Late last week, the Catholic girls school at the top of my street announced it would close its doors permanently at the end of this school year. In its 126th year, Queen of Angels Academy simply cannot afford to continue.

As news, and obviously from purely human consideration, the closure was but a tiny blip against the tragedy that confronted Quebecers with that horrifying fire in L’Isle-Verte. Yet as a sign of corrosive social shift rather than immediate catastrophe, the loss of a Montreal religious school founded in 1888 deserves attention. Indeed, Queen of Angels’ closure will almost certainly be followed in the next year or two by the shuttering of other private Catholic schools in Montreal. Economics and its twin sister demographics, with help from their one-toothed second cousin politics, threaten the remnants of the Catholic educational system that once formed Quebec’s factory workers and its cultural, business and political elite alike.
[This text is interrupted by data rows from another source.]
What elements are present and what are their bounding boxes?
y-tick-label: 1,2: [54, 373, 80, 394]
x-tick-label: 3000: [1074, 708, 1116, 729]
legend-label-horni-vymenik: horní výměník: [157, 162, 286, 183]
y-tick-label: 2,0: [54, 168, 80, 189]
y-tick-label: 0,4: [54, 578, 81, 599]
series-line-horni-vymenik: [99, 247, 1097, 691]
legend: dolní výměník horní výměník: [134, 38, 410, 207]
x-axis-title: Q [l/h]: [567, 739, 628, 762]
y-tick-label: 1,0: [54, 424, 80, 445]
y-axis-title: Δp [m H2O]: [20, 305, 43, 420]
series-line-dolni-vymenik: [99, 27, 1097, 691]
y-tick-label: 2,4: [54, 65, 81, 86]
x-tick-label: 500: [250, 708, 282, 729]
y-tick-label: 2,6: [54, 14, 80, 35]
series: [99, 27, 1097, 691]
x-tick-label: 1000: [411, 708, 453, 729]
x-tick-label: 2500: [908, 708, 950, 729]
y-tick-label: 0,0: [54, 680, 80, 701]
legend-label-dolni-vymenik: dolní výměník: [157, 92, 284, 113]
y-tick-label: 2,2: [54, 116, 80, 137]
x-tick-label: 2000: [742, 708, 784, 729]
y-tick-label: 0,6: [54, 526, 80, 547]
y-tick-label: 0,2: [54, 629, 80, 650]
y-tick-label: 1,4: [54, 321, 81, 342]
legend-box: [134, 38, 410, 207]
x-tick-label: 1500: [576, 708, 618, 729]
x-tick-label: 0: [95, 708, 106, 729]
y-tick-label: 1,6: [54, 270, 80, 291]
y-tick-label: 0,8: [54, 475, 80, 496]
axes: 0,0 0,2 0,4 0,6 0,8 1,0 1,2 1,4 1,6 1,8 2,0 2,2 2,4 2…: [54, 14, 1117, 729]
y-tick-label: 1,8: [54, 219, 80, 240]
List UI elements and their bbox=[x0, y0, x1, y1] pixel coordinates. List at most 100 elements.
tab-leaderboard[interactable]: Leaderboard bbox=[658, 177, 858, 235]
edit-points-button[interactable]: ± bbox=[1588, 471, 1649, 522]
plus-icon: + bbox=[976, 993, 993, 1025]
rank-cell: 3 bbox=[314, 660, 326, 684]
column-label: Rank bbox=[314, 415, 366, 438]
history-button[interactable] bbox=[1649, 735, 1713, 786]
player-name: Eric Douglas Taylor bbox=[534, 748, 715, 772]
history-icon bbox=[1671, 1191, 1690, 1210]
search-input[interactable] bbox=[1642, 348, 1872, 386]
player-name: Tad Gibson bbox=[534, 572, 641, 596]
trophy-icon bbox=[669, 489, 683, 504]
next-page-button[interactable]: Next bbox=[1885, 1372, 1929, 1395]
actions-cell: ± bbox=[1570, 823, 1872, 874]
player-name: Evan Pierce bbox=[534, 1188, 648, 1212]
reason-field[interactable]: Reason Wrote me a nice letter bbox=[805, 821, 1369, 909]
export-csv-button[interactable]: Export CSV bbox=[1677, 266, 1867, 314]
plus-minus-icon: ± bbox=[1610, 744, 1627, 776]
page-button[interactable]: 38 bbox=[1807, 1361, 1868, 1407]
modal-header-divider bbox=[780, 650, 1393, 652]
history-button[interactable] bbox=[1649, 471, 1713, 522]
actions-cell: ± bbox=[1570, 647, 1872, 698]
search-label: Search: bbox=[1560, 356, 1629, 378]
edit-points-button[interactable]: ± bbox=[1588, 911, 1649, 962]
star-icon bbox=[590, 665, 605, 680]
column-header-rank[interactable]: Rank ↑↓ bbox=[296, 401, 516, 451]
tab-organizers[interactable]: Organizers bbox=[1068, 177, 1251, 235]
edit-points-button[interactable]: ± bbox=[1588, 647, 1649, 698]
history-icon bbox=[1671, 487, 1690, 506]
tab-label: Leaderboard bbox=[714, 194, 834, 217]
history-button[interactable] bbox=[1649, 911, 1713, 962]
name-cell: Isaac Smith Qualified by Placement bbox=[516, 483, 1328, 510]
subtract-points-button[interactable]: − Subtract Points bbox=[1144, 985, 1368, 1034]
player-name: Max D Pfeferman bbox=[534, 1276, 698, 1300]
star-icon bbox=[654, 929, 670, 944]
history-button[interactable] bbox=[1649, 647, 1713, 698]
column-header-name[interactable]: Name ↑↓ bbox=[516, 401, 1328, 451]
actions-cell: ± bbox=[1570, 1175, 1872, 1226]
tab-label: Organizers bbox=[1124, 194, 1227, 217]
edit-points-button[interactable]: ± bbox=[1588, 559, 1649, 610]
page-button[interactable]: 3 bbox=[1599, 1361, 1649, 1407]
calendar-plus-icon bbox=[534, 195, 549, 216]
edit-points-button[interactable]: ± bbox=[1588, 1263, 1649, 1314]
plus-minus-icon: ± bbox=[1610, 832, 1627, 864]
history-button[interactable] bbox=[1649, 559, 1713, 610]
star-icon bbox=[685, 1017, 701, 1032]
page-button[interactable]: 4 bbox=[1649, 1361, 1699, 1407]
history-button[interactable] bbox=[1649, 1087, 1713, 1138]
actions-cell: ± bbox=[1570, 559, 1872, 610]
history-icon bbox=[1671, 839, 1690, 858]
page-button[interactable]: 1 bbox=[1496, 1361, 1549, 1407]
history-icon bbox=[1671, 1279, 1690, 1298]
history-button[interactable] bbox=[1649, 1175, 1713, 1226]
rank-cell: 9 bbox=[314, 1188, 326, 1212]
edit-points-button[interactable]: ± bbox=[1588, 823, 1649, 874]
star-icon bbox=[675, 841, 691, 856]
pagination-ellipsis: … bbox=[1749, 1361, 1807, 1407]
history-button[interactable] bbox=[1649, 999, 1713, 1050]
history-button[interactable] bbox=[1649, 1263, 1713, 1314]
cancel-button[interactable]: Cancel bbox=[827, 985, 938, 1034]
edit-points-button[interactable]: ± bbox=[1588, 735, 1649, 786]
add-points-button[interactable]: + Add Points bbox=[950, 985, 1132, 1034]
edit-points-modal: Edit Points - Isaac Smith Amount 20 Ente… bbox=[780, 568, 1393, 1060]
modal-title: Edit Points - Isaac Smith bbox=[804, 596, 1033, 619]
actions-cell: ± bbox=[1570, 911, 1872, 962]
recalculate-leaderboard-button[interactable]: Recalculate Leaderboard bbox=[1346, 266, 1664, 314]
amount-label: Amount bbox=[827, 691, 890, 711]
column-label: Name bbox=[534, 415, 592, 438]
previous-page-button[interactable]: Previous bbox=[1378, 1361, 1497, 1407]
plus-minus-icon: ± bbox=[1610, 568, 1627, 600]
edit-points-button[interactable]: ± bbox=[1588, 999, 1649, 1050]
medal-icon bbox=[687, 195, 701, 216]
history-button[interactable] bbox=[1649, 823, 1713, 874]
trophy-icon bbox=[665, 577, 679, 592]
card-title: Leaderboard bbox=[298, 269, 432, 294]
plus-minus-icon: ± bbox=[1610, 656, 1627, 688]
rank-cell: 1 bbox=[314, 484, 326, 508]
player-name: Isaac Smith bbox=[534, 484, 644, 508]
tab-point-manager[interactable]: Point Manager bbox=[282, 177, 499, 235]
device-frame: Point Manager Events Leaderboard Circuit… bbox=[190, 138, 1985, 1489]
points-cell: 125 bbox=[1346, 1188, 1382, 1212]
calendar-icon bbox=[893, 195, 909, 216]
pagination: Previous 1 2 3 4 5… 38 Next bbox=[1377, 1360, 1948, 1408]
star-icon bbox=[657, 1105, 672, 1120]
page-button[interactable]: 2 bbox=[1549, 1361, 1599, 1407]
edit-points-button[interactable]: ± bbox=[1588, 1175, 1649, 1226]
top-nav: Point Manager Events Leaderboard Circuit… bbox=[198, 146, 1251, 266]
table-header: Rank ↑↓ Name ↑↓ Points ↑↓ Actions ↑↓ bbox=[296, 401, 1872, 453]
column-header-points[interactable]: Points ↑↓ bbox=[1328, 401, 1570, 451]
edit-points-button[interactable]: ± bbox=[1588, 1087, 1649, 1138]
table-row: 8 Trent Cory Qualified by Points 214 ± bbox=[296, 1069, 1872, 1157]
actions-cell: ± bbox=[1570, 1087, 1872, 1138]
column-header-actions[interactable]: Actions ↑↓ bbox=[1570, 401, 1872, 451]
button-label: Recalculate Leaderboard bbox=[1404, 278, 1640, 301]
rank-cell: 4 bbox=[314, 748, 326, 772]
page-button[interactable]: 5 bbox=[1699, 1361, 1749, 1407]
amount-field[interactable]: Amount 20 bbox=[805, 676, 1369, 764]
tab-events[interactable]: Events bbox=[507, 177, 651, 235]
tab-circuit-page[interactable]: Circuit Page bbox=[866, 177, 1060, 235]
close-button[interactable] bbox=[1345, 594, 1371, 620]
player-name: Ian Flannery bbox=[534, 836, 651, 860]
When Quebec abolished its public confessional schools in 1997, and replaced them with linguistically based boards, private education was really the only recourse for parents seeking Catholic pedagogy. Even so, within a decade, the government moved to weaken the Catholic identity of those private schools by imposing its Ethics and Religious Culture program. It forbade the ERC program being taught from a confessional perspective, which is why Montreal’s Loyola High School will be in the Supreme Court of Canada on March 24 arguing its Charter rights have been violated.